# Thread: Confusing Sequence with Absolute value

1. ## Confusing Sequence with Absolute value

Hi Forum!

I'm having difficulties with absolute value numbers.

This sequence is kind of strange, take a look:

Let a be a Real number such that 1<a<2, the sequence {an} is defined by

a1=a and an+1= |an|-1 such that {n=1,2,3,4,...}
And granted that Sn=a1+a2+a3+...+an.

--Find a4, a5, a6 and a7

Ok, no problem with this one
a2=|a1|-1 a2+1=|a1| a1=-a2-1 a2= -a+1
a3=|a2|-1 a3+1=|-a+1| -a3-1=-a+1 a3= a-2
a4=|a3|-1 a4+1=|a-2| -a4-1=a-2 a4= -a+1
...
So, there's an alternate sequence between odd numbered and even numbered terms.
a4=-a+1 a5=a-2
a6=-a+1 a6=a-2

For the problematic part:
Find S2,S4 and S6

S2=a1+a2
S2=a+(-a+1) = 1

So, what's wrong Forum?
I really don't get what is wrong on this one.

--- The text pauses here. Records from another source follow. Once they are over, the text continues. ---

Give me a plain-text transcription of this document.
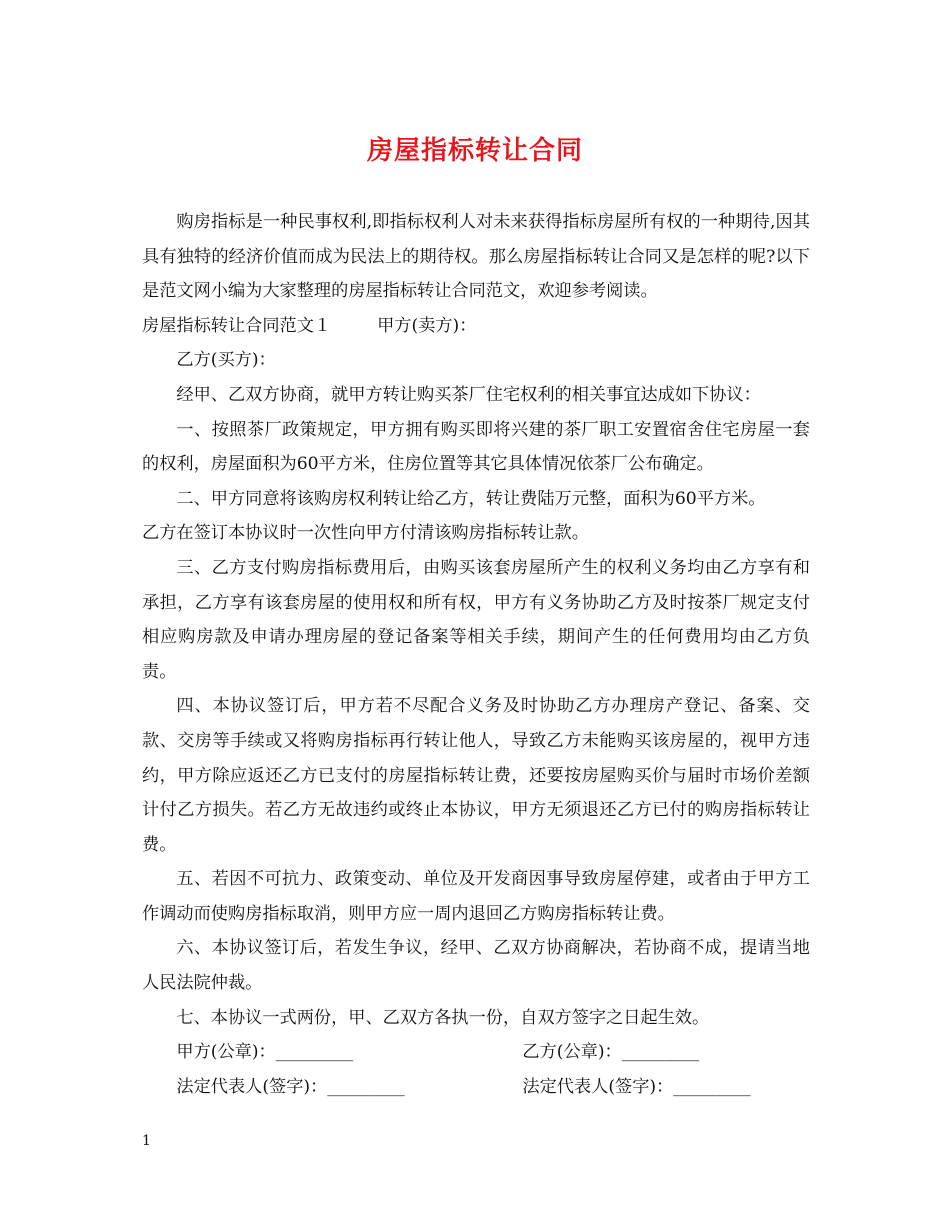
房屋指标转让合同

购房指标是一种民事权利,即指标权利人对未来获得指标房屋所有权的一种期待,因其具有独特的经济价值而成为民法上的期待权。那么房屋指标转让合同又是怎样的呢?以下是范文网小编为大家整理的房屋指标转让合同范文，欢迎参考阅读。

房屋指标转让合同范文１	甲方(卖方)：

乙方(买方)：

经甲、乙双方协商，就甲方转让购买茶厂住宅权利的相关事宜达成如下协议：

一、按照茶厂政策规定，甲方拥有购买即将兴建的茶厂职工安置宿舍住宅房屋一套的权利，房屋面积为60平方米，住房位置等其它具体情况依茶厂公布确定。

二、甲方同意将该购房权利转让给乙方，转让费陆万元整，面积为60平方米。

乙方在签订本协议时一次性向甲方付清该购房指标转让款。

三、乙方支付购房指标费用后，由购买该套房屋所产生的权利义务均由乙方享有和承担，乙方享有该套房屋的使用权和所有权，甲方有义务协助乙方及时按茶厂规定支付相应购房款及申请办理房屋的登记备案等相关手续，期间产生的任何费用均由乙方负责。

四、本协议签订后，甲方若不尽配合义务及时协助乙方办理房产登记、备案、交款、交房等手续或又将购房指标再行转让他人，导致乙方未能购买该房屋的，视甲方违约，甲方除应返还乙方已支付的房屋指标转让费，还要按房屋购买价与届时市场价差额计付乙方损失。若乙方无故违约或终止本协议，甲方无须退还乙方已付的购房指标转让费。

五、若因不可抗力、政策变动、单位及开发商因事导致房屋停建，或者由于甲方工作调动而使购房指标取消，则甲方应一周内退回乙方购房指标转让费。

六、本协议签订后，若发生争议，经甲、乙双方协商解决，若协商不成，提请当地人民法院仲裁。

七、本协议一式两份，甲、乙双方各执一份，自双方签字之日起生效。

甲方(公章)：_________	乙方(公章)：_________
法定代表人(签字)：_________	法定代表人(签字)：_________
1
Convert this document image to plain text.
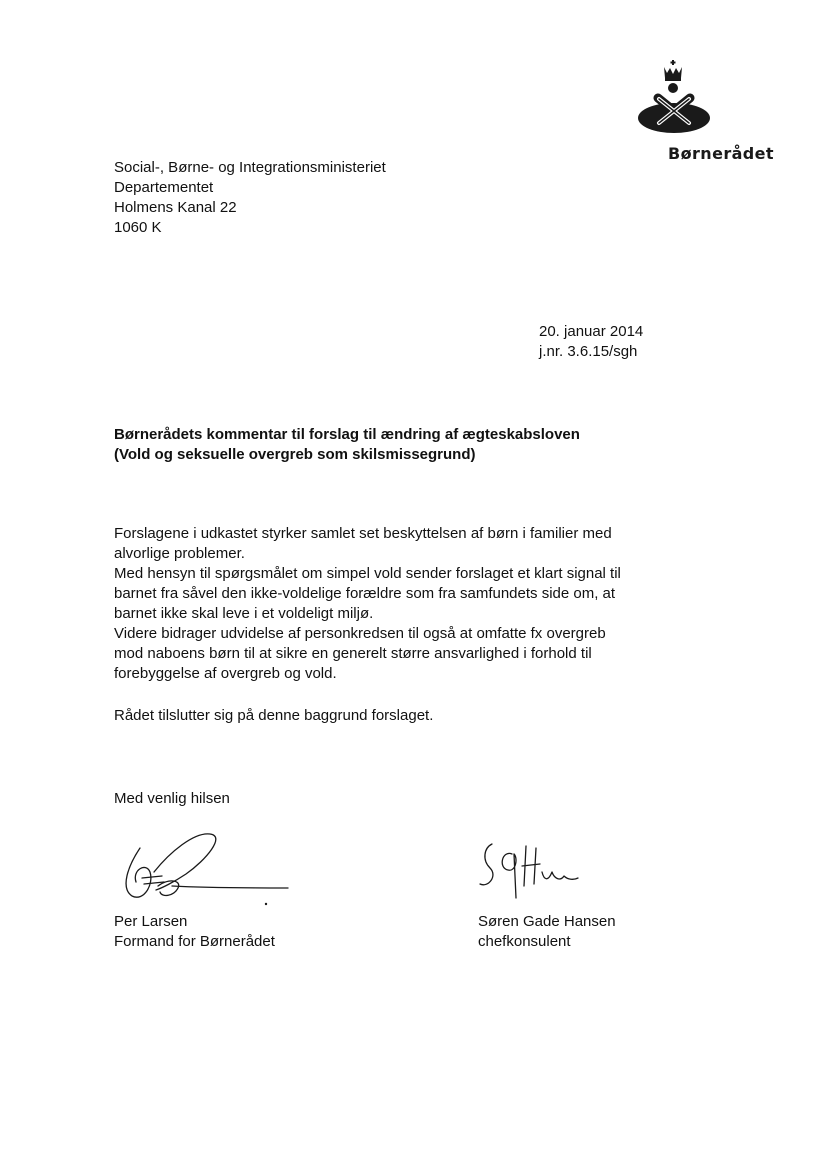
Børnerådet
Social-, Børne- og Integrationsministeriet
Departementet
Holmens Kanal 22
1060 K
20. januar 2014
j.nr. 3.6.15/sgh
Børnerådets kommentar til forslag til ændring af ægteskabsloven
(Vold og seksuelle overgreb som skilsmissegrund)
Forslagene i udkastet styrker samlet set beskyttelsen af børn i familier med
alvorlige problemer.
Med hensyn til spørgsmålet om simpel vold sender forslaget et klart signal til
barnet fra såvel den ikke-voldelige forældre som fra samfundets side om, at
barnet ikke skal leve i et voldeligt miljø.
Videre bidrager udvidelse af personkredsen til også at omfatte fx overgreb
mod naboens børn til at sikre en generelt større ansvarlighed i forhold til
forebyggelse af overgreb og vold.
Rådet tilslutter sig på denne baggrund forslaget.
Med venlig hilsen
Per Larsen
Formand for Børnerådet
Søren Gade Hansen
chefkonsulent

If someone has some tips for the absolute value part, I would humbly accept it.
Thanks

2. $\displaystyle a_2=|a_1|-1=|a|-1 =a-1$

This follows because a is between 1 < a < 2

$\displaystyle a_1+a_2=a+(a-1)=2a-1$

3. Hi TheEmptySet!

Things like 1 < a < 2 still confuse me a bit, even more when combined with absolute values.
So, if 1 < a < 2, how come $\displaystyle a_4=-a+1$ ?

I'm learning!!! I'm learning!!!
hahaha I'm loving it.

But still, this is kind of confusing, don't you think?
Thanks again!

4. Originally Posted by Zellator
Hi TheEmptySet!

Things like 1 < a < 2 still confuse me a bit, even more when combined with absolute values.
So, if 1 < a < 2, how come $\displaystyle a_4=-a+1$ ?

I'm learning!!! I'm learning!!!
hahaha I'm loving it.

But still, this is kind of confusing, don't you think?
Thanks again!
You just need to write out the terms!

we know that

$\displaystyle a_3=|a_2|-1$

but we know what $\displaystyle a_2$ is this gives

$\displaystyle a_3=|a-1|-1=(a-1)-1=a-2$

again this follows from 1 < a < 2

but now when you find the next term we get

$\displaystyle a_4=|a_3|-1=|a-2|-1$

but

$\displaystyle a-2 < 0 \implies |a-2|=2-a$

This gives

$\displaystyle a_4=|a_3|-1=|a-2|-1=(2-a)-1=-a+1$

5. Oh, I thought there was a pattern starting in $\displaystyle a_2$.
This relation between absolute values and 1<a<2 are more intimate than I thought.